The geological, geomorphological, hydrological, pedological, environmental and socio-cultural aspects should be considered to ameliorate the health of the river system for domestic and industrial water use. Most of the townships like Raniganj, Durgapur, Asansol, Mejia, Barjora, Panagarh, Burdwan, etc., depend on river Damodar primarily for drinking water. These municipal corporations should install waste water treatment plant and after scientific treatment, water may be discharge into the river system. As a result ecological flow of river water will sustain throughout the year for the survival of aquatic species.

Reduction the burden of water abstraction

A holistic strategy is required to comprehensively control the old canal networks, tributaries and storages in order to pick up the water use effectiveness and irrigation benefits. This would recover the dry season river ecological flow.

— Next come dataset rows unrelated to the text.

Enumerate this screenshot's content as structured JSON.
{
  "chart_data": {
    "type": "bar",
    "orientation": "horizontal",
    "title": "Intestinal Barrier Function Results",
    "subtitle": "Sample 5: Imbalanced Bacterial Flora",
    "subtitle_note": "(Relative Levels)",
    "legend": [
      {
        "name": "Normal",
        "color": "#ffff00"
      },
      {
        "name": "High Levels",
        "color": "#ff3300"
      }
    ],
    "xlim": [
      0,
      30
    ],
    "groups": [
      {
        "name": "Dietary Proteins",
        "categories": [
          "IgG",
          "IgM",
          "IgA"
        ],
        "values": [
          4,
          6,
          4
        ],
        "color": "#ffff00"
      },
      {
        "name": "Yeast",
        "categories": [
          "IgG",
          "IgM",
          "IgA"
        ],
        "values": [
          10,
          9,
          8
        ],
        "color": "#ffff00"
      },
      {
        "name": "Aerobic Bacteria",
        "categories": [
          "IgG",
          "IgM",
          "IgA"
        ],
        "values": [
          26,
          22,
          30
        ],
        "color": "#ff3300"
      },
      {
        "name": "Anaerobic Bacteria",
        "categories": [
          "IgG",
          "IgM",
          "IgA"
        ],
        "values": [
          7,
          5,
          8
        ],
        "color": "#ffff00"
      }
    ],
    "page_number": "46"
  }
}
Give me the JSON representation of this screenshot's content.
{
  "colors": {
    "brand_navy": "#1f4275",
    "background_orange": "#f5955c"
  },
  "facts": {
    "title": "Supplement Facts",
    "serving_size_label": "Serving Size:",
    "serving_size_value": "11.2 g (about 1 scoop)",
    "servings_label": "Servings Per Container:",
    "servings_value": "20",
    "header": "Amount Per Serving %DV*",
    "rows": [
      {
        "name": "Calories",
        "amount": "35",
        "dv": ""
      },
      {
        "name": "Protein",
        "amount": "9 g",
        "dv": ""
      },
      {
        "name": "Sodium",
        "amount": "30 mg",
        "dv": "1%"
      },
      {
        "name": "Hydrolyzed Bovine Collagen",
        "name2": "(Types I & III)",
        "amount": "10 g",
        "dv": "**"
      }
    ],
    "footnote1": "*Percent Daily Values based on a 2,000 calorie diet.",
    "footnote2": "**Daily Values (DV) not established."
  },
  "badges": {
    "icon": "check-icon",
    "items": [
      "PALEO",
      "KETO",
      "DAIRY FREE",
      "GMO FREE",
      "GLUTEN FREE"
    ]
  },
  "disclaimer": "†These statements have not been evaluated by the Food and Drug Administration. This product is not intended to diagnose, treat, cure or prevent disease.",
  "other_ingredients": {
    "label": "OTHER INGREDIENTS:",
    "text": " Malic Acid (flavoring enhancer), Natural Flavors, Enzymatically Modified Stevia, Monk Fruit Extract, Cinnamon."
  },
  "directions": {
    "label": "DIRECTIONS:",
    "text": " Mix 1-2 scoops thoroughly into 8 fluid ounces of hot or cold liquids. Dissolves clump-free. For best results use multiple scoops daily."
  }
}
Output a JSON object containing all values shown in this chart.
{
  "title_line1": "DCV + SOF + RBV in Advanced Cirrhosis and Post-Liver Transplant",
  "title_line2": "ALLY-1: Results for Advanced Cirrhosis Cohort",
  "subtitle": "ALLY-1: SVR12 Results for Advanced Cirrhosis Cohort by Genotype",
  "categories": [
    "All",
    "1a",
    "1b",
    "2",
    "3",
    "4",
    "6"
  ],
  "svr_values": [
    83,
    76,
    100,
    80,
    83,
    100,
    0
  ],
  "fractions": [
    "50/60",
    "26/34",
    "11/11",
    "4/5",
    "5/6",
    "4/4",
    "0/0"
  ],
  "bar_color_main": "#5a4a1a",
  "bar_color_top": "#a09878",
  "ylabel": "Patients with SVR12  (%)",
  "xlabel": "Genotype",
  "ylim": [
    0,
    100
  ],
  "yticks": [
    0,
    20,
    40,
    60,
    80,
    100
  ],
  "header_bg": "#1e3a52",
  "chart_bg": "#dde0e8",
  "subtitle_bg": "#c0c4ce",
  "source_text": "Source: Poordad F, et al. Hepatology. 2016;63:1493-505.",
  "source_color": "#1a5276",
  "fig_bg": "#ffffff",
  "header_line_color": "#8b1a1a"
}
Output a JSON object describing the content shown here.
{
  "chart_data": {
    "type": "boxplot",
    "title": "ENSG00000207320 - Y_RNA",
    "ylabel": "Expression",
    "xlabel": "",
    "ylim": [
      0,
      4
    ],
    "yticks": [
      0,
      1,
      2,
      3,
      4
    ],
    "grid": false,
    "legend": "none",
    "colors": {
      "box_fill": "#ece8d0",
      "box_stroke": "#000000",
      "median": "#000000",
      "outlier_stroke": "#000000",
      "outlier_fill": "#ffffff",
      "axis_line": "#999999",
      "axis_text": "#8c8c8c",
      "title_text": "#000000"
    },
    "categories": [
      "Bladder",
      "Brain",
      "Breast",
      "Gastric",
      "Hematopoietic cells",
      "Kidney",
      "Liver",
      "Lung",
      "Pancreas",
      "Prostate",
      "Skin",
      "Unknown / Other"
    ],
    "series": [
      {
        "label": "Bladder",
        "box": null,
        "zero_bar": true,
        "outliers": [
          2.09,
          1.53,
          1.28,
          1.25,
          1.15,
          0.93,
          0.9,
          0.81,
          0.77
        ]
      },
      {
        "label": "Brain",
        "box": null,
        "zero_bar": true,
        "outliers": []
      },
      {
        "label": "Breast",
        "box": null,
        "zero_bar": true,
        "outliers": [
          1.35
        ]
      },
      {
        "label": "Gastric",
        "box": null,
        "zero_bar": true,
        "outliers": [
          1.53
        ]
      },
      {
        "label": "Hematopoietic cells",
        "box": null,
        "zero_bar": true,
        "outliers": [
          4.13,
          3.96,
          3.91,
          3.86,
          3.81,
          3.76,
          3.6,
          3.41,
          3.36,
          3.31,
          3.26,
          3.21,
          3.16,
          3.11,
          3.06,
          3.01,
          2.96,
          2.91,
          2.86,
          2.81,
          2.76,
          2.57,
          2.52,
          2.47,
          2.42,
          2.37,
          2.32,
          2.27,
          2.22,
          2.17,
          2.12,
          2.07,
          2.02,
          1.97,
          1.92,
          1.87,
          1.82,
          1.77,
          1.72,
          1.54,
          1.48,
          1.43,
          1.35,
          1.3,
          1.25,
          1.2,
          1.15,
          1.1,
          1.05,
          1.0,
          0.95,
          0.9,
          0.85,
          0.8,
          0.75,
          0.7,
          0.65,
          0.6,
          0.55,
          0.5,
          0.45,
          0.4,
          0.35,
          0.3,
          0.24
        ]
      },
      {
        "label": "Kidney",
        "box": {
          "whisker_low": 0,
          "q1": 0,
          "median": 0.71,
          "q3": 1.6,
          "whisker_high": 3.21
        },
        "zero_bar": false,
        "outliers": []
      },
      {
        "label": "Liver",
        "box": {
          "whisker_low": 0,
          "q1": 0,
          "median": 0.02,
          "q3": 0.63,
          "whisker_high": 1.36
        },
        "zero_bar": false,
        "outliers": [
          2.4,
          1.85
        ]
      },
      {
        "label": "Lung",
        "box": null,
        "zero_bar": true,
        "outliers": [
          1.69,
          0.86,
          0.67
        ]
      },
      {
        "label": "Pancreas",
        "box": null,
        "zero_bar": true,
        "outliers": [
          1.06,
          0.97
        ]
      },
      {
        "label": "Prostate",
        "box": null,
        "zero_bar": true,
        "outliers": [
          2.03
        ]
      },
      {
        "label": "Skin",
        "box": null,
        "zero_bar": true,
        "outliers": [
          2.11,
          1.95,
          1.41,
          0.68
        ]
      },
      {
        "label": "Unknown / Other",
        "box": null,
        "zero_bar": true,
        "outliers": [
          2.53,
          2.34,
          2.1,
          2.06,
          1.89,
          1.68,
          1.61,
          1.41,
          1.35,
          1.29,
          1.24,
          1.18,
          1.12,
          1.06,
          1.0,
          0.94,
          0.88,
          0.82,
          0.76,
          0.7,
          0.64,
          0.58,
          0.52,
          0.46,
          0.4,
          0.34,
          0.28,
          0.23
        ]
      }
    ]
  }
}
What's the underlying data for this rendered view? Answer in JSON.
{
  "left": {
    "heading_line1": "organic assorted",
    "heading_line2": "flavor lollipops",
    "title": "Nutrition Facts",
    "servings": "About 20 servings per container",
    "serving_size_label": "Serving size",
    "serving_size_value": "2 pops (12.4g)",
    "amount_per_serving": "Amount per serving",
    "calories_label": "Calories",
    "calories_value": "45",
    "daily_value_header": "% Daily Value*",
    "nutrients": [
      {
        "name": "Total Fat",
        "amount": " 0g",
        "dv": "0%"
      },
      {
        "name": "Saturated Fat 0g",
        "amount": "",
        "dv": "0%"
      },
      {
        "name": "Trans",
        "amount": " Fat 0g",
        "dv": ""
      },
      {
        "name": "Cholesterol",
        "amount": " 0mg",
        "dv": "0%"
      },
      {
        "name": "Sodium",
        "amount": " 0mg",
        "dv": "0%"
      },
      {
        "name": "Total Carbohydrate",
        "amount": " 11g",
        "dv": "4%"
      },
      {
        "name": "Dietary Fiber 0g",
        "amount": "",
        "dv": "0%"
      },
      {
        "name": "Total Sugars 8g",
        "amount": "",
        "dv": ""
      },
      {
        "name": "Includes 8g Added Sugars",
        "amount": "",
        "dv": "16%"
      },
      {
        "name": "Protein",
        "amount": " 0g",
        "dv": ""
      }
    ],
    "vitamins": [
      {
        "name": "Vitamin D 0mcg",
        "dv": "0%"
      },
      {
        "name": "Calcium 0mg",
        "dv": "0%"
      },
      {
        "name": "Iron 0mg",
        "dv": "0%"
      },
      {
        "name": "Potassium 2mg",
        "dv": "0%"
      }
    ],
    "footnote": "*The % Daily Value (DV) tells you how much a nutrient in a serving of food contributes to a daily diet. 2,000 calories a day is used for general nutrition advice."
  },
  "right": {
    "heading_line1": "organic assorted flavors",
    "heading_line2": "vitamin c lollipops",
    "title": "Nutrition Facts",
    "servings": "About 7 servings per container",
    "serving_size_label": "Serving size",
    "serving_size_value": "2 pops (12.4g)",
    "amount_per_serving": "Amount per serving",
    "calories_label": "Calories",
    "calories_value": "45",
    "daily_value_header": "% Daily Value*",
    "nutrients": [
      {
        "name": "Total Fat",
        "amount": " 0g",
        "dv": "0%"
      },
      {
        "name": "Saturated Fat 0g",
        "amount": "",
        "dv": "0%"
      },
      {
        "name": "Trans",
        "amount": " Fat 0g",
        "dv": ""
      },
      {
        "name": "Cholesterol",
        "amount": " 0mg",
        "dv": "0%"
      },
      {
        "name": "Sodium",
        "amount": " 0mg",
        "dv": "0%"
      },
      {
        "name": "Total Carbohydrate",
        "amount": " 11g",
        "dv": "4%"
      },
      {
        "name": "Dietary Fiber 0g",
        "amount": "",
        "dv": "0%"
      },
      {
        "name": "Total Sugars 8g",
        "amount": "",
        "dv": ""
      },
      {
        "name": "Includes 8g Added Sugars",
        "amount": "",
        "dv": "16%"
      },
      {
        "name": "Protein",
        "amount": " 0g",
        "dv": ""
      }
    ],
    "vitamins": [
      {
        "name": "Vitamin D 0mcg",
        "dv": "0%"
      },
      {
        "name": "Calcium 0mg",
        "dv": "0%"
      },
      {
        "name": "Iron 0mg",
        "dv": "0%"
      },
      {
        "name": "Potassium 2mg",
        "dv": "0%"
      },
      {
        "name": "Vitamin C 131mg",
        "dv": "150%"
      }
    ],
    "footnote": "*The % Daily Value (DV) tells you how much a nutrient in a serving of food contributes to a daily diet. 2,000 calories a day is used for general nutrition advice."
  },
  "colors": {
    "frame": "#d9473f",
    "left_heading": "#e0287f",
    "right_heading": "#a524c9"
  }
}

Scientific waste disposal pits and implementation of environmental policies and acts

Scientific land use model should be applied for the industrial belt within the river basin and waste disposal pits (for solid/liquid) should be excavated near river bank and riparian wetland for the industries and urban municipal corporations (Fig. 3). Various government policies and environmental regulations such as water (prevention and control of pollution) Act 1974, environment protection act, 1971 should be strictly maintained for the restoration of river water quality specifically for the middle stretch of Damodar river. The environmental, social awareness and community awareness programmes are imperative steps for the management and conservation of river health restoration.

Fig. 3

Schematic diagram of restoration pathways of improving water quality

Conclusion

The water quality as well as river ecosystem of Damodar has been deteriorated for last three to four decades. In the recent years, many applied research on water quality had been conducted and they have brought the reasons behind the deterioration of water quality such as urban sewage and discharge of industrial effluents from the iron and steel industries, chemical, cement, tannery industry, thermal power plant. The contemporary research highlighted that industrial waste effluents are directly thrown into the river water without treatment ( Bhattacharyya et al. 2013; Sundararanjan and Mohan 2011; Ghosh and Banerjee, 2012; Singh et al. 2014; Chatterjee et al. 2010; George et al. 2010; Mukherjee et al. 2012). Here, the current study focused that the physical, chemical and heavy metals have been found beyond permissible limit (WHO, 2011) at effluents discharge sites in the present study.

In this study, assessment on difference of water quality between prelockdown and during lockdown of COVID-19 was conducted through a new approach, i.e., WPI as suggested by Hossain and Patra, 2020. WPI of prelockdown showed that around 100% samples are of highly polluted. During lockdown a significant development has been noticed in river water. WPI of lockdown showed that around 90.90% samples are of good and around 9.10% samples are of moderately polluted.

Thus, various awareness programmes should be practiced by local governing bodies. From this research work on impact of lockdown to improvement of river water quality would be helpful for further management, restoration and spatial treatment of river water towards the achievement of environmental sustainability.